What conservative pharmacotherapy is the best choice for colonic decompression in this patient?
- Methylnaltrexone
- Erythromycin
- Metoclopramide
- Prucalopride
- Neostigmine
Ogilvie Syndrome (Acute Colonic Pseudo-obstruction): Early Recognition and Treatment Are Key
Answer: E. Neostigmine
The patient can be administered 2.5 mg of IV neostigmine over a period of 3 minutes.[11] Neostigmine has been shown to be the most effective pharmacotherapy for acute decompression of the colon.[17] Other medications have demonstrated less efficacy as candidates for decompression.
Peripheral opioid receptor antagonists such as methylnaltrexone have been suggested as alternatives, but further research is warranted.[18] Erythromycin, a bowel motility agent, has shown limited effectiveness in ACPO, such as in the pediatric population[19]; similarly, metoclopramide, another prokinetic agent, has been suggested.[15] Prucalopride, a second-generation selective, high-affinity serotonin receptor partial agonist, has been used to treat refractory ACPO.[20]
Ogilvie Syndrome (Acute Colonic Pseudo-obstruction): Early Recognition and Treatment Are Key
In the case under discussion, the first dose of neostigmine was ineffective in decompressing the colon, after which additional doses were administered, also without improvement. Endoscopic decompression was then attempted and unsuccessful.
The patient appears pale and complains of severe abdominal pain, worse in the right lower quadrant. His abdomen appears more distended than it was yesterday, his temperature is 100.4°F (38°C), and he is tachycardic. A complete blood cell count shows leukocytosis.

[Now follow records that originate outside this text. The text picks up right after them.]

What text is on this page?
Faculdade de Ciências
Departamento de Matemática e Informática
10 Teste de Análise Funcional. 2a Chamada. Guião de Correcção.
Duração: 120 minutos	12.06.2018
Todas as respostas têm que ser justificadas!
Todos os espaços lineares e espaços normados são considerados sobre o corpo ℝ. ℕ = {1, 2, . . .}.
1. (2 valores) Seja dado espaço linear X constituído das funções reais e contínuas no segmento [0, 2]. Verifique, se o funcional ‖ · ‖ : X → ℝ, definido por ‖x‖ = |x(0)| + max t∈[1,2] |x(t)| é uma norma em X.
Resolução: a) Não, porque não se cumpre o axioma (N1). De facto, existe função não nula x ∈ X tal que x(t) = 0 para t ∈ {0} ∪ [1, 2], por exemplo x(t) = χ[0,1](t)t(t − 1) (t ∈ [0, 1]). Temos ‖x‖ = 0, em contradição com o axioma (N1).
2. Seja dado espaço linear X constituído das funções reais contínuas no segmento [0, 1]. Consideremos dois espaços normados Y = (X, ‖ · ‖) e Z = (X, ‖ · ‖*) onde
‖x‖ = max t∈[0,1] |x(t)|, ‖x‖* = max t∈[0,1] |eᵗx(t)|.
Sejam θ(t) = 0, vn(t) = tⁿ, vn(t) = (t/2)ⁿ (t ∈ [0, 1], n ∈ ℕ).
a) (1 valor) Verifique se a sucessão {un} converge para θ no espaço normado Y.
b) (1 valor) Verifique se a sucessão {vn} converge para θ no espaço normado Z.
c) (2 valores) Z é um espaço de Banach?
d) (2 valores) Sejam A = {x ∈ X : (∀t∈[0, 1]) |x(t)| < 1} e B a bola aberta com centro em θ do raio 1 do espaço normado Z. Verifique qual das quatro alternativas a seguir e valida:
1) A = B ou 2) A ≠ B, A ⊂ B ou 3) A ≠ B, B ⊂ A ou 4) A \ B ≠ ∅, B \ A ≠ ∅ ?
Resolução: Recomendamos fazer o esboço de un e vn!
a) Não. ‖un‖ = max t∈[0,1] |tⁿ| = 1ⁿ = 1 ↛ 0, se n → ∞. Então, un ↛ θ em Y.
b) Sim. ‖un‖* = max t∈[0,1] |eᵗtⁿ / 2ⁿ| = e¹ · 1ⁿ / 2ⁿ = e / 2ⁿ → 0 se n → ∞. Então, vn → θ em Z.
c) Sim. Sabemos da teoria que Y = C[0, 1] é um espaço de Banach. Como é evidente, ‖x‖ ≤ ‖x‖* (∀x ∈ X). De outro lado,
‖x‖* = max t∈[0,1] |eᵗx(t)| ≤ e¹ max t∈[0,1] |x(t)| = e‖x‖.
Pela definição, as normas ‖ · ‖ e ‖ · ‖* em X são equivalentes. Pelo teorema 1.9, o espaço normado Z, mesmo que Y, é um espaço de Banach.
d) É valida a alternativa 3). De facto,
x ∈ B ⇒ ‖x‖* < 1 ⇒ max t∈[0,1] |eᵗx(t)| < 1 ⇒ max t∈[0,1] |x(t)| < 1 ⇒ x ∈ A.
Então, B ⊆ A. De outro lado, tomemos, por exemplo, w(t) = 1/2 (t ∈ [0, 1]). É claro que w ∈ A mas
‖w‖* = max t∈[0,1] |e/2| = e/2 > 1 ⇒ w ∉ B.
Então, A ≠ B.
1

Which of the following is the correct indication for surgical intervention?
- Failure of conservative treatment
- Ischemia
- Perforation
- Peritonitis
- All of the above
Ogilvie Syndrome (Acute Colonic Pseudo-obstruction): Early Recognition and Treatment Are Key
Answer: E. All of the above
Indications for surgical intervention include failure of conservative therapy, signs of ischemia, perforation, and peritonitis.[15] However, early studies have indicated mortality to be as high as 44% with surgery[6]; therefore, patients should be managed expeditiously and aggressively with conservative treatments and nonoperative management prior to proceeding to the operating room.[15]
Colonoscopic decompression has been shown to be successful in as many as 85% of patients with ACPO and can be repeated as many times as is necessary.[11] However, colonoscopy is contraindicated in the setting of perforation or peritonitis.[21] Note also that emergency cases, female sex, and comorbid metastatic cancer and chronic obstructive pulmonary disease have been identified as risk factors for unsuccessful colonoscopic decompression.